Dann folgt Claudios Auftritt, weit besser als Trapattoni, als der seine Bayern zusammenstauchte. Mit einem unglaublichen Pfiff bringt er alle Anwesenden einschließlich der armen blökenden Schafe zum Schweigen.
»FIIIIIIIIIIIIIIIIIIIIIII …………«
Stille.
»Jetzt hat sie uns bestimmt gehört.«
In der Halle ist es plötzlich ruhig geworden. Alle Augen sind auf uns gerichtet. Und in der allgemeinen Stille hört man leise, aber deutlich vernehmbar:
»Ich glaub, ich spinn!«
Da steht sie und sieht mich mit großen Augen an!

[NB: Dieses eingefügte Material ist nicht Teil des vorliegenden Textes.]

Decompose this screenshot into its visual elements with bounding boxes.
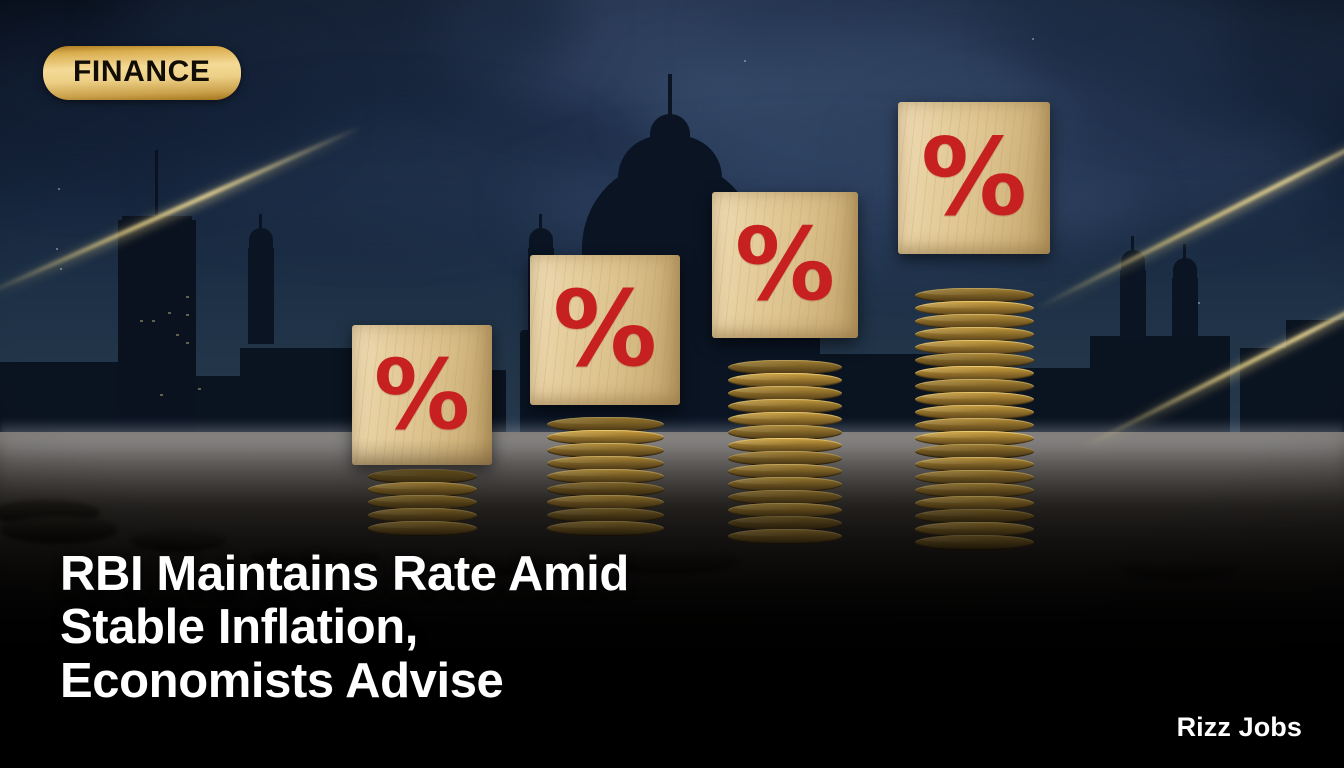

»Was kann ich dafür, amore? Wer konnte so ein Chaos vorausahnen! Reg dich nicht auf, du wirst sehen, alles kommt wieder in Ordnung. Das hier ist Claudio, er hat uns netterweise angeboten, uns auf seinem Traktor mitzunehmen. An unseren Mietwagen kommen wir nicht ran. Aber jetzt lass mich Maurizio anrufen, bevor es zu spät ist …«
»Sag mal – spinnst du?«
Die Vorstellung, vom Flughafen auf dem Traktor eines Unbekannten zu verschwinden, scheint sie ziemlich aufzuregen. Und wenn ich ihr jetzt noch erzähle, dass er uns sogar angeboten hat, bei ihm zu Hause zu übernachten … Ich halte mich lieber etwas zurück und spare mir die Einzelheiten für später auf. »Ciao, Maurizio, du bist es – endlich! Mein Akku ist gleich leer. Wir haben wegen des Streiks ein paar Probleme. Du hast davon gehört? Hör mal, heute Nacht werden wir woanders unterkommen. Aber morgen Nachmittag sind wir da …«
Die Wut der Demonstranten ist jetzt wieder aufgeflammt, und zwar noch heftiger als vorhin, die Traktoren auf der breiten Straße vor dem Parkhaus versperren weiter den Weg.